A backlog length of 1 means the queue will be full while just a single connection is establishing and then waiting to be dequeued. When the queue is full, the OS will drop initial SYN packets from other new connections. A client will resend an initial SYN packet if it doesn’t receive a response, but after a couple attempts, it will stop and report failure to connect.

(If you are interested in network syscalls, I highly suggest Beej’s Guide to Network Programming. If you want to know more about the TCP backlog, I found this explanation extremely helpful.)

Why would setting the backlog length to 1 occasionally result in HTTP 502s? Most of the time, there are already established connections between the ALB and our API service, so the backlog length does not matter. However, when our service is unusually idle or is about to be upgraded, these connections are closed. A burst of API requests from just a single client at this point could cause the ALB to attempt to establish new TCP connections concurrently. Contention for the single slot in the TCP backlog would cause some of these connections to eventually report failure. The ALB responds to this failure by returning HTTP 502.

Debugging with hindsight

I realized I could test whether a small TCP backlog was indeed our issue. I rebooted our API service so that already established connections between the service and the ALB would be closed. I then made 5 concurrent API requests against the ALB by loading a particularly busy page of our webapp.

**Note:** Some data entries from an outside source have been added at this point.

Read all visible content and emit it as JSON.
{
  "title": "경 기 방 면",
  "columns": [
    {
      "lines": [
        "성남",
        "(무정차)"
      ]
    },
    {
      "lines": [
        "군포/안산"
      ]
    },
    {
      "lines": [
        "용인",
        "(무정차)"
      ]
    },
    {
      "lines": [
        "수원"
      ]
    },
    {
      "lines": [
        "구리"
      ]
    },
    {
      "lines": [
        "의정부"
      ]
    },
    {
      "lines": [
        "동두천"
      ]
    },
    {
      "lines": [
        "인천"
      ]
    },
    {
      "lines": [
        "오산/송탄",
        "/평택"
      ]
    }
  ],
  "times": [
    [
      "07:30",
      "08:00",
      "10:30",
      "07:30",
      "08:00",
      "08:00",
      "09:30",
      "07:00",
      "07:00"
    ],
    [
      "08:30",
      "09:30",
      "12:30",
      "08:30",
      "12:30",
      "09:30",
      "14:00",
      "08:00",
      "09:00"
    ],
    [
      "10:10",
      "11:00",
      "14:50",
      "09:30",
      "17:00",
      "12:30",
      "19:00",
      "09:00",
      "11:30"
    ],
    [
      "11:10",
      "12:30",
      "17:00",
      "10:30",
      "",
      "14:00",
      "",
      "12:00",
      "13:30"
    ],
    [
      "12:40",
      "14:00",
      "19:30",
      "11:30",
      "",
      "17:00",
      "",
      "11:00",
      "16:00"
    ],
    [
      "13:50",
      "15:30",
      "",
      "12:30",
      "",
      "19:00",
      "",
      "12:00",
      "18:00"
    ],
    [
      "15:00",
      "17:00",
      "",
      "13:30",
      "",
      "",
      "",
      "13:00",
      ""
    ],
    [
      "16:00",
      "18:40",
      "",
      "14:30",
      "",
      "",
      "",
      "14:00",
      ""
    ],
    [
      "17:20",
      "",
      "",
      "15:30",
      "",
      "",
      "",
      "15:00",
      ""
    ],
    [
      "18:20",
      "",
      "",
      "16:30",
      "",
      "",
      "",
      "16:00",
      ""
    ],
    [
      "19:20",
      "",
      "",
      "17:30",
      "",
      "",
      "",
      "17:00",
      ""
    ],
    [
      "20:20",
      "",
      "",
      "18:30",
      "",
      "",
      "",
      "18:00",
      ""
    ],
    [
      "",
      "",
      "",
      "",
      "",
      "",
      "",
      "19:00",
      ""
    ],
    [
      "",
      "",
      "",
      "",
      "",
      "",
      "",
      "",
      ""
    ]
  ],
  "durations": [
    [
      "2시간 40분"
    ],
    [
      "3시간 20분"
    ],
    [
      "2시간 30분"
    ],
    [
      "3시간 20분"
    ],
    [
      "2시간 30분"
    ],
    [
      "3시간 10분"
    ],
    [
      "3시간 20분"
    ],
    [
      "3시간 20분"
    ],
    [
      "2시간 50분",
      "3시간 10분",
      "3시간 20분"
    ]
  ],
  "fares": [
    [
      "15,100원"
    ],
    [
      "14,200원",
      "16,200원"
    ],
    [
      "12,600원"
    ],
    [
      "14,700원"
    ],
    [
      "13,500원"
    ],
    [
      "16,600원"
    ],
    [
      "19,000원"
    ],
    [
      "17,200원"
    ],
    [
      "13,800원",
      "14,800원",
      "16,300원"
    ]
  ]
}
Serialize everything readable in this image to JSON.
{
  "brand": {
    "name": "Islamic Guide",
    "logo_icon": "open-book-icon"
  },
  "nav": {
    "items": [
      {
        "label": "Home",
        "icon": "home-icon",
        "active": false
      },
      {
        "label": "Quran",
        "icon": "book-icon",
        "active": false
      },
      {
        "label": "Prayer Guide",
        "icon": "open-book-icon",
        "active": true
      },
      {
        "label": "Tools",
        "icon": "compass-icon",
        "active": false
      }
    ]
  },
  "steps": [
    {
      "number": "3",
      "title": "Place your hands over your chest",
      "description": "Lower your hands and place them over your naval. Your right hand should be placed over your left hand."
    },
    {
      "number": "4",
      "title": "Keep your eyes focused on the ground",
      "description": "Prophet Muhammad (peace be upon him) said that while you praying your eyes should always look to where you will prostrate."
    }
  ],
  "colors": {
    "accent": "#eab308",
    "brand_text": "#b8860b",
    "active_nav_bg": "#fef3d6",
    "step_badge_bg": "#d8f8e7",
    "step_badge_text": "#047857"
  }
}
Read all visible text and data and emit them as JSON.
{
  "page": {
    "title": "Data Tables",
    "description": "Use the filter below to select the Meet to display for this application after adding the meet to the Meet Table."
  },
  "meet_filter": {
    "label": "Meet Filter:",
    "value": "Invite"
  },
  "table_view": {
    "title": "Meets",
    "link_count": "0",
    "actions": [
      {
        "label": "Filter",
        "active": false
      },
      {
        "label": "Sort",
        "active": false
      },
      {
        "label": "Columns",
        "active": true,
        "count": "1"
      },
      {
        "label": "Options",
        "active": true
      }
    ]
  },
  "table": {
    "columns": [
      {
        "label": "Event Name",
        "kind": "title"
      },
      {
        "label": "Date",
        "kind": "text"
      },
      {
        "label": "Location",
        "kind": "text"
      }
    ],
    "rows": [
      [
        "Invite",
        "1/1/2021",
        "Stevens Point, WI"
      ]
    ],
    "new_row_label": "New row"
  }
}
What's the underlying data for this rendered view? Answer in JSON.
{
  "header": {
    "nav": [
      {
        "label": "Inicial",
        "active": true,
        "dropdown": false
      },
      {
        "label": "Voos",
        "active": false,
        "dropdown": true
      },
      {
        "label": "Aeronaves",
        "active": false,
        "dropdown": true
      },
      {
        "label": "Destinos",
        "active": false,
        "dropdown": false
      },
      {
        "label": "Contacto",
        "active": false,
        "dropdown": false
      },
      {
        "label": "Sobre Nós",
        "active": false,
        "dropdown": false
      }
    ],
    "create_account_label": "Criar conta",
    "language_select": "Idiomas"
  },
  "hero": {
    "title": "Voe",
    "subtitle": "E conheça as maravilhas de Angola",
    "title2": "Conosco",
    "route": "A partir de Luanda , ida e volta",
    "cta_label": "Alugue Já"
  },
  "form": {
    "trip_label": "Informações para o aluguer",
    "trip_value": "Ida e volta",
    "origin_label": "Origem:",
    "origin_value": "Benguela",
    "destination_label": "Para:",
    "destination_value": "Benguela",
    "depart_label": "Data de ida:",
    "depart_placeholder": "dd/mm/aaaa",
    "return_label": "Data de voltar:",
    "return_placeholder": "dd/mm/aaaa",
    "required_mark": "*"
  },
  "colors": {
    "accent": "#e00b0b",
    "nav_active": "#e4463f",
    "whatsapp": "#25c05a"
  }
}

It worked! One of the 5 API requests responded with a HTTP 502. I ran this test twice more and found the 502 reproduced reliably.

I also realized I could confirm the backlog length was the issue by tracing network syscalls on the API service. I initially tried using strace to print the backlog value from Dropwizard’s listen syscalls, but I had trouble attaching the tool to the process. I turned to sysdig to trace syscalls across the entire machine, which was much better for our containerized environment. When I looked for listen syscalls, I found us specifying a backlog length of 1 as I expected:

$ sudo sysdig evt.type=listen
374105 20:45:20.363358501 0 docker-proxy (6145) > listen fd=4(<2t>family 10) backlog=128
374106 20:45:20.363360621 0 docker-proxy (6145) < listen res=0
381195 20:45:20.408528453 1 docker-containe (5443) > listen fd=18(<u>) backlog=128
381196 20:45:20.408529437 1 docker-containe (5443) < listen res=0
1620138 20:45:24.665423300 1 java (6247) > listen fd=28(<2t>0.0.0.0:8080) backlog=1
1620139 20:45:24.665425837 1 java (6247) < listen res=0
1620291 20:45:24.666136913 1 java (6247) > listen fd=31(<2t>0.0.0.0:8081) backlog=1
1620292 20:45:24.666138372 1 java (6247) < listen res=0

Using sysdig got me thinking more about how I might have found this root cause myself. A good start would have been to use tcpdump to trace the network traffic between the ALB and our API service and then explore this trace in Wireshark. In a capture associated with the 502, I would’ve seen the HTTP request was never being successfully sent and maybe even realized the underlying TCP connection was failing to establish. Hopefully, this would have led me to look at the network syscalls being issued by Dropwizard.